I was originally going to pass on Veilguard because I wasn’t that interested in the franchise, but holiday boredom plus a holiday sale led to me giving it a try. Once I got into it, I remembered that I really liked Anthem. Wandering through these levels really reminded me of some parts of the map in Anthem.

A screenshot from Dragon Age The Veilguard of the player character looking at the sun next to a tower

What I don’t like about the Dragon Age and Mass Effect games is the relationship simulator part. I like wandering around, exploring, getting into fights, solving puzzles and quests. I don’t like navigating a four choice tree to listen to an NPC tell me their story and in doing so improve our relationship. It always felt to me like these moments really killed any momentum the game had built up. I do think my view of these games is a little skewed due to posts I see on Tumblr that seem to treat these games as really more dating simulators than RPGs.

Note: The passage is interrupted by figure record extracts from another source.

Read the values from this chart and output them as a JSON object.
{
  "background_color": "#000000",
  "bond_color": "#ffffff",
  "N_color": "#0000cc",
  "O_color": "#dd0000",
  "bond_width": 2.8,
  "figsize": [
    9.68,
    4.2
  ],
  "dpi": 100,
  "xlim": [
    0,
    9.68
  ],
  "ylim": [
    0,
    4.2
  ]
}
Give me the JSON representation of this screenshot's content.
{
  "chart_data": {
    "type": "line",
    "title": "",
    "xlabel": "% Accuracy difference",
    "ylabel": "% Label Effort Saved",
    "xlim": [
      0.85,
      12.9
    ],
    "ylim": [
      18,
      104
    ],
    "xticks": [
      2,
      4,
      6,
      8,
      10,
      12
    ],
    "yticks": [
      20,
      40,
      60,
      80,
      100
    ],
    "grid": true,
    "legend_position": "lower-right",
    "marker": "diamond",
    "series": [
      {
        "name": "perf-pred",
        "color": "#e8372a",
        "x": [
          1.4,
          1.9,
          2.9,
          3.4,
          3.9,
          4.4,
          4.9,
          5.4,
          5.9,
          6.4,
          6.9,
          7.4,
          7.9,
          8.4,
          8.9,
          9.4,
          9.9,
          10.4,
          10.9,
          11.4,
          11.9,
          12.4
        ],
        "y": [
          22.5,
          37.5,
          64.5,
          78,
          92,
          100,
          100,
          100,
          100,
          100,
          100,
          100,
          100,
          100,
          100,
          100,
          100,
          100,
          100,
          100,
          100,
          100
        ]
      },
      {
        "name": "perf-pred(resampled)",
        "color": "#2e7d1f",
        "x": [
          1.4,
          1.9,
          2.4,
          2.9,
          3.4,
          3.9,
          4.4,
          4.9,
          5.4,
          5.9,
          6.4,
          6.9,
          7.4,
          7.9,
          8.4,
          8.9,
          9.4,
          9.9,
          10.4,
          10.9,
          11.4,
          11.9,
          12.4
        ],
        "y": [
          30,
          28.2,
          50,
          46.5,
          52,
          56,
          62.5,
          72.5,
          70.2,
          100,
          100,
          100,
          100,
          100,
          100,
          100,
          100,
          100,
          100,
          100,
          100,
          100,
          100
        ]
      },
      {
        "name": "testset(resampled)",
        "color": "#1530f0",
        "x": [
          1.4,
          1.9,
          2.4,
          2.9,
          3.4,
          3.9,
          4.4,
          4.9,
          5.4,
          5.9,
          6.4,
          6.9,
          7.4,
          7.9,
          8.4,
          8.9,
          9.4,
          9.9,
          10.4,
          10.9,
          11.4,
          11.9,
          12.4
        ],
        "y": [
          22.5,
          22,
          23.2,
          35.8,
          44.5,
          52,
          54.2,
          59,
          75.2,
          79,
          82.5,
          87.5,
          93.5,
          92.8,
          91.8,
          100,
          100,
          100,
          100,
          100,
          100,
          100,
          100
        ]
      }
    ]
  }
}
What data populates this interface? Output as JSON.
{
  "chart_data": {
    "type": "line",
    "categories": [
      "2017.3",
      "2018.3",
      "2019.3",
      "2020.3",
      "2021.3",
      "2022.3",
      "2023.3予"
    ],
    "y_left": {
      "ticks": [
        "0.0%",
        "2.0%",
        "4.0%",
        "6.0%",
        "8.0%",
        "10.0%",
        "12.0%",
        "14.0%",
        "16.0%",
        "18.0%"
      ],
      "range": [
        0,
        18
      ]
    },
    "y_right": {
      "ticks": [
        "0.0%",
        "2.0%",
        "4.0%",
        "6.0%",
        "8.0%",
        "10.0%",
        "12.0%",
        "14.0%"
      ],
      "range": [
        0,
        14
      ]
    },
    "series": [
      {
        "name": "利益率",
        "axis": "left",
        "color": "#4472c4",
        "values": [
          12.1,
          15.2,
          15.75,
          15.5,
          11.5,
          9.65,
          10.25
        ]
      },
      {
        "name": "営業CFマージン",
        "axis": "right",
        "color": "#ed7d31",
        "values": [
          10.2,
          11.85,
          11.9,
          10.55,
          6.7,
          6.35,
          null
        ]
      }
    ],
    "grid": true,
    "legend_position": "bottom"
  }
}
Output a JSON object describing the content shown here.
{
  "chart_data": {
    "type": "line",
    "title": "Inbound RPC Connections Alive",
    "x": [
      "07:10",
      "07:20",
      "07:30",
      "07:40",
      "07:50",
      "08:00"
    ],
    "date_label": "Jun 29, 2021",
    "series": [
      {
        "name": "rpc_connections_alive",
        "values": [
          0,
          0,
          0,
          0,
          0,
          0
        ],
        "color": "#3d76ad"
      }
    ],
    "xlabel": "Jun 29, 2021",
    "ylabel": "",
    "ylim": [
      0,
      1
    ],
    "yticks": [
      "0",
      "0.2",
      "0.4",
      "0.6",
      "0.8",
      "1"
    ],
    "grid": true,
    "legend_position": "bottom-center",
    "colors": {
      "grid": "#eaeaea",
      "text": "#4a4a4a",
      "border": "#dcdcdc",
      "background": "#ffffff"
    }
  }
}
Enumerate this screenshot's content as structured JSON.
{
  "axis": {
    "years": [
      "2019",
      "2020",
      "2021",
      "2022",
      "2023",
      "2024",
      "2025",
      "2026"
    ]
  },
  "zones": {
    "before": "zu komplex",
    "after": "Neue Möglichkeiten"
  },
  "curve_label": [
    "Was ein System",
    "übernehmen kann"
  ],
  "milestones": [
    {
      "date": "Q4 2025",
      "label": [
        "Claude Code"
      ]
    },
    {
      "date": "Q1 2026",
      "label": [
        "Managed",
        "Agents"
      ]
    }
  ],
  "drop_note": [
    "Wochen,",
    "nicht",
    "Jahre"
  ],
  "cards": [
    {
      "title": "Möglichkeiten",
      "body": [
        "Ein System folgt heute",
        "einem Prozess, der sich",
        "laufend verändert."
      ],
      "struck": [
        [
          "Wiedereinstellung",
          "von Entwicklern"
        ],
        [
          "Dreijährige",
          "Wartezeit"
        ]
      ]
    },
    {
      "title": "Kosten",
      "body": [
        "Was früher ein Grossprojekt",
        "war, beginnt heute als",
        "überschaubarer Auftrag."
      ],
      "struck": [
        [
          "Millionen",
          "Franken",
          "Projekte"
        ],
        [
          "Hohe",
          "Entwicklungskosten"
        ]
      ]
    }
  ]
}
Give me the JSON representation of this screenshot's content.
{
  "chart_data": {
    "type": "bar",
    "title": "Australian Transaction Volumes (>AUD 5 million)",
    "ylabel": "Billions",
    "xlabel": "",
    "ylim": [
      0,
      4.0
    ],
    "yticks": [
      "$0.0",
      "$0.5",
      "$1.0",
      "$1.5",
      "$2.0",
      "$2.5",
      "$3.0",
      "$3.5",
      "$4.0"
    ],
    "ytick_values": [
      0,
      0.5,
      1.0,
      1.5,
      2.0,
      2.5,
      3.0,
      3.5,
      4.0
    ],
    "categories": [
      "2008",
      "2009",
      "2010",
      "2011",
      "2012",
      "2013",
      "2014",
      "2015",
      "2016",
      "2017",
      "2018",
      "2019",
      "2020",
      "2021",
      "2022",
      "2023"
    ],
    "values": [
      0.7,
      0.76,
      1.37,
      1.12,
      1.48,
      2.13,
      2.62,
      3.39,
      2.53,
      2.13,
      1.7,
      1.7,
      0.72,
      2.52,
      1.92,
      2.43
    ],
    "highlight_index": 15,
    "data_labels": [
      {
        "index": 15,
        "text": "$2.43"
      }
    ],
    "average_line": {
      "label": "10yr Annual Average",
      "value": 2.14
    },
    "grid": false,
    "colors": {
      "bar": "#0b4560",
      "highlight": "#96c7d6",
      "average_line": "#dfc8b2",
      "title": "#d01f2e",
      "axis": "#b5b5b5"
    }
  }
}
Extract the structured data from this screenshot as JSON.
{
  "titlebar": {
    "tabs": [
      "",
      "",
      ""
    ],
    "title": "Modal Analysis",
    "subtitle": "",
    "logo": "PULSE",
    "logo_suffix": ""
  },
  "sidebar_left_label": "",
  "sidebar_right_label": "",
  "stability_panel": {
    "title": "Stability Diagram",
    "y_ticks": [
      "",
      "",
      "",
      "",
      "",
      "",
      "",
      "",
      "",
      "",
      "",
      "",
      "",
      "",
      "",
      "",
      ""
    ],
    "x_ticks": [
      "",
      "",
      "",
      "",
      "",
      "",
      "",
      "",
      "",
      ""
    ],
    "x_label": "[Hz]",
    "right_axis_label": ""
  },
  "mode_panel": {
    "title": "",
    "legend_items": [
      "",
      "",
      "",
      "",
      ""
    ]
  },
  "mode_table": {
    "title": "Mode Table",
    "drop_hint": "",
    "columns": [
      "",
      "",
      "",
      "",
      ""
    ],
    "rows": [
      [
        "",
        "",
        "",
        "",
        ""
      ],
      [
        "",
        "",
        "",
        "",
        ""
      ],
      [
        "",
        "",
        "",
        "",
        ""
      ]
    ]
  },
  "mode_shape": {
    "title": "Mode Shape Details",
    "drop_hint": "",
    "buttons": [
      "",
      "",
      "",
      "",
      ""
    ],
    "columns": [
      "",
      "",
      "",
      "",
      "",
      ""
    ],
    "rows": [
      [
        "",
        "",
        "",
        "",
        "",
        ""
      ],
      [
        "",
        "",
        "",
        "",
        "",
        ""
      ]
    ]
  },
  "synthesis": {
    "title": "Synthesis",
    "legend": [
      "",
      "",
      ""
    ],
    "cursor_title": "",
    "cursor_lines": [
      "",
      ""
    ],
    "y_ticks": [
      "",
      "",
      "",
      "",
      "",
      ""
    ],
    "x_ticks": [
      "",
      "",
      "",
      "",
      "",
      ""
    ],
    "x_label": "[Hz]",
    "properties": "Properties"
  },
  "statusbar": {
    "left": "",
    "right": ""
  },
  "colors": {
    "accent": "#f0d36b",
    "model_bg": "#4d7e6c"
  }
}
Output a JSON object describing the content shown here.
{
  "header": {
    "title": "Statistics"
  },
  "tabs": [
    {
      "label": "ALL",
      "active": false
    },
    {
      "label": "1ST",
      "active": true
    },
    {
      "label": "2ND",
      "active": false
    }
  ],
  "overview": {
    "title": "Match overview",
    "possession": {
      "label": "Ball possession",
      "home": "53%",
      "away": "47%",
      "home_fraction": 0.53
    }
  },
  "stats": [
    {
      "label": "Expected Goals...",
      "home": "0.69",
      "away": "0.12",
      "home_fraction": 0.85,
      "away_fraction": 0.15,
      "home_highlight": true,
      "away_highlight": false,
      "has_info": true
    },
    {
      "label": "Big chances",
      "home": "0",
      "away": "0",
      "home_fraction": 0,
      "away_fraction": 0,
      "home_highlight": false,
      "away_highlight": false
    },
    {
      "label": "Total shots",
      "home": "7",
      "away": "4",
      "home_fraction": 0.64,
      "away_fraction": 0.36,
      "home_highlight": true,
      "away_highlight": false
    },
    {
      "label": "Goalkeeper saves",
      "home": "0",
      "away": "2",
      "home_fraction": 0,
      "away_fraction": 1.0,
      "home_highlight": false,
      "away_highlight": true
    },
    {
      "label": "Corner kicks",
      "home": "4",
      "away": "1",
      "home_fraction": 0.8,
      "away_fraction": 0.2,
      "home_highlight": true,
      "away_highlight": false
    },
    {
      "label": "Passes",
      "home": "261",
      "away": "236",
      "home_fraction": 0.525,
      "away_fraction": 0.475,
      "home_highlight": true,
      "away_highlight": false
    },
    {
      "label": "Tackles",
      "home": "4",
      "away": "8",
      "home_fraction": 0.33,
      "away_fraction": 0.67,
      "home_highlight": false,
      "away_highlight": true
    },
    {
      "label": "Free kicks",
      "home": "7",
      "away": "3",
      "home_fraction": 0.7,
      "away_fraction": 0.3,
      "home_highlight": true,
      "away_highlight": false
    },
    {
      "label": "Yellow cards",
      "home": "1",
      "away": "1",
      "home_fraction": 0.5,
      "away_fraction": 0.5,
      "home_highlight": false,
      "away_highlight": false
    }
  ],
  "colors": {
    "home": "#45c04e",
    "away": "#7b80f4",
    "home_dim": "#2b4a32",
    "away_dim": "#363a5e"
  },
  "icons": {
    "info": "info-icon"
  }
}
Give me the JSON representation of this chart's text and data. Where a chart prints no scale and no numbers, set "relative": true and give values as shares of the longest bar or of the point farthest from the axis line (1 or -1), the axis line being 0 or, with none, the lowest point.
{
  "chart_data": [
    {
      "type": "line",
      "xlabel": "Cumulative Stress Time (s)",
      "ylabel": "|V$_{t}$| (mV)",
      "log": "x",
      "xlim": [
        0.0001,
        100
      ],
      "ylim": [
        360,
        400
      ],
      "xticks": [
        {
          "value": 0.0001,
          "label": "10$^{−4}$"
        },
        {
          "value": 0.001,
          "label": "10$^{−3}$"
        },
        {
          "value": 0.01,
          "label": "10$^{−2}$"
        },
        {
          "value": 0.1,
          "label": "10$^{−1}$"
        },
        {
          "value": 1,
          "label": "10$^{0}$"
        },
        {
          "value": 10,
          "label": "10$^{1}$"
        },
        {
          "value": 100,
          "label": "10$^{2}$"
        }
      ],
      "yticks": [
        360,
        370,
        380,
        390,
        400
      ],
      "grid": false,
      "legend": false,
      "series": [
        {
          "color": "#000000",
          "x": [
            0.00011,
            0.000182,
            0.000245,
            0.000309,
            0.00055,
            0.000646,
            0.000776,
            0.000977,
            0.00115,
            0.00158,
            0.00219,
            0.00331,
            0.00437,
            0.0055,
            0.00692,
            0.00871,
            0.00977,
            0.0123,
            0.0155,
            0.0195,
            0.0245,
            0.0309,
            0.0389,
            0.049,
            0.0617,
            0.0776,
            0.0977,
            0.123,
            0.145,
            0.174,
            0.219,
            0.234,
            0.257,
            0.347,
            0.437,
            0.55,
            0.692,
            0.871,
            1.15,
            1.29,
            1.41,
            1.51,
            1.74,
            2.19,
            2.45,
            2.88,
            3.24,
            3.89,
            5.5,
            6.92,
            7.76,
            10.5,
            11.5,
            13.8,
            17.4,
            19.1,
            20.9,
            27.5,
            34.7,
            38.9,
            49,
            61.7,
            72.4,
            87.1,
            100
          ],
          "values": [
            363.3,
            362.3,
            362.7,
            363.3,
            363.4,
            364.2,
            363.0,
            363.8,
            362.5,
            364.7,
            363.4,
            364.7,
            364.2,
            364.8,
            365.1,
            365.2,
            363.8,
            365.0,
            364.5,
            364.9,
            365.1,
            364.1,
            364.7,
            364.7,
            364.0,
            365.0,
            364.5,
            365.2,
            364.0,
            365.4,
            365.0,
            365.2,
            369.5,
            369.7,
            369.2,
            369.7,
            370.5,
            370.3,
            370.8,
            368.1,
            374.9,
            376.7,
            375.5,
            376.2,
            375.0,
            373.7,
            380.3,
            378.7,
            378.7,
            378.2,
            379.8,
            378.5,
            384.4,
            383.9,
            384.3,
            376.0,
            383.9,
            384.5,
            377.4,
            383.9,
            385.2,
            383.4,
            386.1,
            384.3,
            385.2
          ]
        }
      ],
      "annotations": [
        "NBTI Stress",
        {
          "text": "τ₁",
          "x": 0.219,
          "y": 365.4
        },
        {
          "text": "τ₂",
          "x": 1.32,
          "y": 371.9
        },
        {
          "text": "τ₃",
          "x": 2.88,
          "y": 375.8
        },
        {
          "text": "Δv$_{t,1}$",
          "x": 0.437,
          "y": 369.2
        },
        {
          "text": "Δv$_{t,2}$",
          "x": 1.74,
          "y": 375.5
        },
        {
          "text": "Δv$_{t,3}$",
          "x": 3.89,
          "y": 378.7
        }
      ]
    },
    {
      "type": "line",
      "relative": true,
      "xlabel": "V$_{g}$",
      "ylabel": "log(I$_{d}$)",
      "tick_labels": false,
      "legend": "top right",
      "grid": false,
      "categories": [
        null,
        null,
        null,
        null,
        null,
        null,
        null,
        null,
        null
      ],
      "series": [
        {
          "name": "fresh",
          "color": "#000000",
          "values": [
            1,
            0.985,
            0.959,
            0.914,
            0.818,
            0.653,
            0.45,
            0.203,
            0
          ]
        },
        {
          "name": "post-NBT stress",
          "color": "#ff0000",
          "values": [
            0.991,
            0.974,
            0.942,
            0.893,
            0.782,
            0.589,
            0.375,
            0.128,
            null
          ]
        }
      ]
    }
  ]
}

Cleverly, in Dragon Age, improving your relationship is how you level up your NPC companions. This gave me an incentive to talk to the characters. It didn’t make it less boring, but gave me a reason to do it. And I’m not disparaging the characters. The writing is crisp and top-notch, and the art work throughout the game is amazing. There were several moments where I felt like I had wandered into the cover of an 80s fantasy paperback. The quality of the game overall is breath of fresh air; it’s delightful to have a AAA title be so polished and relatively bug-free.

A screenshot from Dragon Age The Veilguard showing the player and a spectral boatman

The combat is crisp and punchy, much more like Anthem than Inquisition. The real reason I started to care about leveling the NPC companions was to take advantage of the primer/detonator system of actions, where one NPC can apply an effect to an enemy that the second NPC can detonate with their action, doing massive damage across an area. As you level your character, you can build a set of actions that suit your play style, and then tune a set of companions that work with it.

The story has been pretty good so far, and I had a lot of fun spending all my free time over the past couple of weeks exploring the different areas. But I may have just hit the shelf point. I’m not quite sure. We just concluded a major chapter of the story, and the take away of the conclusion seems to be that all the NPCs failed in some way due to unresolved issues, and now we have to resolve our issues. It feels like the game is forcing me into what feels like to me to be the boring content.

A screenshot from Dragon Age The Veilguard showing the player exploring a level

Anyway, I could probably ignore it for a while. There are still of plenty of areas to explore and puzzles to unlock. It’s just every so often the game kind of forces you to go back home and check in with everyone, and I’m getting a little tired of that.